I am in possession of a large commercial ice pack which I bought when I was enduring unnecessary surgeries on my knee. The ice pack was my friend. As was Tramadol and Oxycodone. And old Twilight Zone episodes. But I gave up the ice pack when I was back on my feet. (The Tramadol and Oxycodone went by the wayside as well, for the record.)
A couple of years ago, we discovered the healing comfort of ice cold on Jensen’s atopic dermatitis flare-ups. If he had a particularly bad flare up, we’d throw the ice pack over him when all else failed. One night, in the dead of winter, he chose to sleep with it. Just in case there was a middle-of-the-night flare up.
He’s been sleeping with it ever since.
As long as someone (ME) remembers to replace it in the refrigerator every morning.
This didn’t happen yesterday morning.
So last night when Jensen was climbing into bed, he was dismayed that the ice pack was still there, tepid at best. Jensen asked his dad to flash freeze the ice pack, and then bring it to him at some point in the night when the pack was suitably frigid. Fiddledaddy at first tried to talk him out this plan, “Dude, when I checked on you last night you were huddled under all your blankets PLUS a sleeping bag. I think the ice pack makes you cold!”

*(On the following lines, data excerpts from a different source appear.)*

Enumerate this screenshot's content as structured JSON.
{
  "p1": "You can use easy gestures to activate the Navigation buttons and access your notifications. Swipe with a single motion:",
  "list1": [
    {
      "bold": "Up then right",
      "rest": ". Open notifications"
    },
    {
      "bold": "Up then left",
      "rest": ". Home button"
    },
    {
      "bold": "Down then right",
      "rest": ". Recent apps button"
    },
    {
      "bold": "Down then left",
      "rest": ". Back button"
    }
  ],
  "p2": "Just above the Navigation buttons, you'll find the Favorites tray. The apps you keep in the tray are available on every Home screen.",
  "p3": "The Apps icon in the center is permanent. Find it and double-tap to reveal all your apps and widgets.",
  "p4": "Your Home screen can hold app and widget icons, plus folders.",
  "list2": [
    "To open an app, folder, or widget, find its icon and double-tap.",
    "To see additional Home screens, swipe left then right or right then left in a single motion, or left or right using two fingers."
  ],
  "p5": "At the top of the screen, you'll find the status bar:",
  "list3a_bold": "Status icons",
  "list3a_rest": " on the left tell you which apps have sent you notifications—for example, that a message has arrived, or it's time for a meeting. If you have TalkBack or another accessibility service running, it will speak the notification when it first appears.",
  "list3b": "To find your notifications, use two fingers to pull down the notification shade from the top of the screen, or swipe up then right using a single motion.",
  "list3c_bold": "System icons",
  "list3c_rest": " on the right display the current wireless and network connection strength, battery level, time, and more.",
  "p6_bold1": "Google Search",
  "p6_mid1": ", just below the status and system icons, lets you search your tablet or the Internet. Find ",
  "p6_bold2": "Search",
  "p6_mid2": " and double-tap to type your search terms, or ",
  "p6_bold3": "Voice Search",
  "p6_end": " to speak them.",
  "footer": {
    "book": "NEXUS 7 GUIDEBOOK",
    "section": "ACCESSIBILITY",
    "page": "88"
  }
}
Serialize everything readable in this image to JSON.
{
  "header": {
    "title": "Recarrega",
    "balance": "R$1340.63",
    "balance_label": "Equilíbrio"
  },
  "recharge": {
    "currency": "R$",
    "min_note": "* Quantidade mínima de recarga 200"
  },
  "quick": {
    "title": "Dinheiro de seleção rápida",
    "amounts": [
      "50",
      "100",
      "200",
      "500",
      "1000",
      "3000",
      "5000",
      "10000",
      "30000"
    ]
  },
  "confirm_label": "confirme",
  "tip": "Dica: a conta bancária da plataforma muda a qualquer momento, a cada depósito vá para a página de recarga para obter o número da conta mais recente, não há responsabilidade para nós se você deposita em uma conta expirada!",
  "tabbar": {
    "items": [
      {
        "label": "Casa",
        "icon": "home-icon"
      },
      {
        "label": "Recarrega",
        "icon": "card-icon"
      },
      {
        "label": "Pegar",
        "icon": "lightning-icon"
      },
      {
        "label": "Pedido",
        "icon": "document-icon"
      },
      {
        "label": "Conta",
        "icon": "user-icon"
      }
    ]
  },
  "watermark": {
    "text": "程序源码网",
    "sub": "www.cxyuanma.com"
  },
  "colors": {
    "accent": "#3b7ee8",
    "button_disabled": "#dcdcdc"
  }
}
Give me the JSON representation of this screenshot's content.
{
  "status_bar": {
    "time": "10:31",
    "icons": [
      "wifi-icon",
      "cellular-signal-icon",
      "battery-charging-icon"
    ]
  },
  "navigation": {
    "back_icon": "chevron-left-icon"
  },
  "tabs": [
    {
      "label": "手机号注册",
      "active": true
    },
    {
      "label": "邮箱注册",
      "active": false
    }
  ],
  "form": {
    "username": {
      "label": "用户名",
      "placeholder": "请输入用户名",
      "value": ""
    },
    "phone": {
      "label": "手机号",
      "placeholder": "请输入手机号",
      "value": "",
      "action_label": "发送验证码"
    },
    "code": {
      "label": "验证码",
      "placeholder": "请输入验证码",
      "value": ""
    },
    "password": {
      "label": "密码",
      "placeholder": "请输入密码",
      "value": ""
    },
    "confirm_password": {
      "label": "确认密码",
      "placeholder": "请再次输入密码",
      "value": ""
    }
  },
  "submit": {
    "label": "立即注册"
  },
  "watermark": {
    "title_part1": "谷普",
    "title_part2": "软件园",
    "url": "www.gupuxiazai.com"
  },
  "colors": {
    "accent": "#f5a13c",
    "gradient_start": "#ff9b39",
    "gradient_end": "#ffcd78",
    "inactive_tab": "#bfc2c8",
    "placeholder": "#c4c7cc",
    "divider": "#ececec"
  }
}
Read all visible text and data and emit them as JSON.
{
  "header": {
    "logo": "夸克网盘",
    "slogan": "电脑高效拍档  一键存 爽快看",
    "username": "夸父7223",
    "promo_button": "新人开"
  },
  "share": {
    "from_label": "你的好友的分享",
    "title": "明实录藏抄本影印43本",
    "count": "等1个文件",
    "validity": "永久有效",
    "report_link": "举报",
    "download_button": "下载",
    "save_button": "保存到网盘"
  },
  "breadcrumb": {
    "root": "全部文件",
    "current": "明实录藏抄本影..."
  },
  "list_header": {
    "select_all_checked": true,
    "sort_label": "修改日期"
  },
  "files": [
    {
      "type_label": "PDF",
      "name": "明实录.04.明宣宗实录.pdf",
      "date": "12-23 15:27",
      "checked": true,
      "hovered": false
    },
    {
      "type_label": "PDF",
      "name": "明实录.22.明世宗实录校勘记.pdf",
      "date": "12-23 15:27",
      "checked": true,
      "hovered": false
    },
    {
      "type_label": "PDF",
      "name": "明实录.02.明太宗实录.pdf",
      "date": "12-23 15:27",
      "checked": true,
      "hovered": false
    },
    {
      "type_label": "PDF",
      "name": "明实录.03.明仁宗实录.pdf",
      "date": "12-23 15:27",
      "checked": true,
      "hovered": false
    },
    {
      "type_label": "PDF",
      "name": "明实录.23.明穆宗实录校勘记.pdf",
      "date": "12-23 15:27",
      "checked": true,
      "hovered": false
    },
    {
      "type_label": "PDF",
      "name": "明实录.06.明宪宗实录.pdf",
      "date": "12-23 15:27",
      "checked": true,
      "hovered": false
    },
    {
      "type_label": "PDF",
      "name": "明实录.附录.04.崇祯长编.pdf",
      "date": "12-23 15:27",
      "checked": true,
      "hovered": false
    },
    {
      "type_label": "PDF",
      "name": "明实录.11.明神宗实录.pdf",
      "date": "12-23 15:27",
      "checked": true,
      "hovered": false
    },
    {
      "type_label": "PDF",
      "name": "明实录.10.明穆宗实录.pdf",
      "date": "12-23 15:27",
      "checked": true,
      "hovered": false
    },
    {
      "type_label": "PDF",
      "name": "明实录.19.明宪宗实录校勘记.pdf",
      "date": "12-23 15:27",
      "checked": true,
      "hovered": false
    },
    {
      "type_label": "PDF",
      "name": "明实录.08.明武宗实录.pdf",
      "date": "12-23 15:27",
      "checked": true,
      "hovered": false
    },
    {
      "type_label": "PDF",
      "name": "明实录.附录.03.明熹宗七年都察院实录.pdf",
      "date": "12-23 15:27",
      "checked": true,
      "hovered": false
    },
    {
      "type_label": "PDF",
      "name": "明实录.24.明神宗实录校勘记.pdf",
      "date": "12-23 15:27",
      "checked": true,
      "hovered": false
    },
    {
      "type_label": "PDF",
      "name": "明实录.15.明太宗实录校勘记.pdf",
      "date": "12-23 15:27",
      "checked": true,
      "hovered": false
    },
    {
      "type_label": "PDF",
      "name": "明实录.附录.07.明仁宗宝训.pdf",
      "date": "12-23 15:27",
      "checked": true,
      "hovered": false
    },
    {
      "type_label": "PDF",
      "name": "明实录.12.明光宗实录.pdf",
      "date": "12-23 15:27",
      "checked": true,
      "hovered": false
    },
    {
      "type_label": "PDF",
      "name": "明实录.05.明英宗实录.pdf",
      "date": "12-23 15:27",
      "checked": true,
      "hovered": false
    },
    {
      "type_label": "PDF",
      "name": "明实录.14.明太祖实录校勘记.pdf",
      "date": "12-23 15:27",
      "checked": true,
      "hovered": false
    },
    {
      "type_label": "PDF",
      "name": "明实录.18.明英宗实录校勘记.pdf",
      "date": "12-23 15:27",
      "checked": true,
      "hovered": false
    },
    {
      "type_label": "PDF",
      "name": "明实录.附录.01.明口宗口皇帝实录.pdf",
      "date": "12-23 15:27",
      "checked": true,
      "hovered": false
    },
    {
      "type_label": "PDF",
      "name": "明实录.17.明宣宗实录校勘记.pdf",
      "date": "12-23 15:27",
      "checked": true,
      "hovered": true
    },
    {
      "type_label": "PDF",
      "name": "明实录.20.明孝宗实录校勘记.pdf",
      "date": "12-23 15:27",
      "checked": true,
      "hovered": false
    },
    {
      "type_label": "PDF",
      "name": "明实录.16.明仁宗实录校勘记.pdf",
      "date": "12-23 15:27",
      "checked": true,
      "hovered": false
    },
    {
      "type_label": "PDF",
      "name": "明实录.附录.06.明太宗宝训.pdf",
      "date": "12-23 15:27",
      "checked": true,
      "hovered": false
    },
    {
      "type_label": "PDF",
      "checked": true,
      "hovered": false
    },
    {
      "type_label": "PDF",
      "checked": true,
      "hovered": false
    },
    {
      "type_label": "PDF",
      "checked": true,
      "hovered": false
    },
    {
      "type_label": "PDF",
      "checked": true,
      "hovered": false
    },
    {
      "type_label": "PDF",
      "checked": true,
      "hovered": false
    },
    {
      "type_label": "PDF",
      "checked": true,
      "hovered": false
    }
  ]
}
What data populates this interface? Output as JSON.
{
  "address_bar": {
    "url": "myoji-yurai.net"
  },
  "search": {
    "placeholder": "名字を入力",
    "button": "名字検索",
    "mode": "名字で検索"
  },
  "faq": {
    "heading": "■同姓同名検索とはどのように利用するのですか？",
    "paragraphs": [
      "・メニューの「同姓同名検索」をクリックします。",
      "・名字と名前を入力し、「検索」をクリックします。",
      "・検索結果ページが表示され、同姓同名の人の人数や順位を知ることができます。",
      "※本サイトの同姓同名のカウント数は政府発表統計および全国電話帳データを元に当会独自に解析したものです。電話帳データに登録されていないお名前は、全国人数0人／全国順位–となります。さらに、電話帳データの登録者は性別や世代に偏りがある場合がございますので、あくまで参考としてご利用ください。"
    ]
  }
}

Jensen looked up at his father with big blue eyes blinking, “Just do it, dad.”
And so, after a suitable time for freezing, a boy slept soundly with his Blues Clues blanket and trusty ice pack (which I keep wrapped securely in a pillow case for washing purposes).
I’m sure that some day I will carefully pack it away next to all the other cherished childhood possessions.
Which will be a shame because I have been known to wear it atop my head during child-induced headache episodes.
There’s a marketing angle somewhere in there that the ice pack people have yet to think of.
Your turn. Weirdest item your kid sleeps with?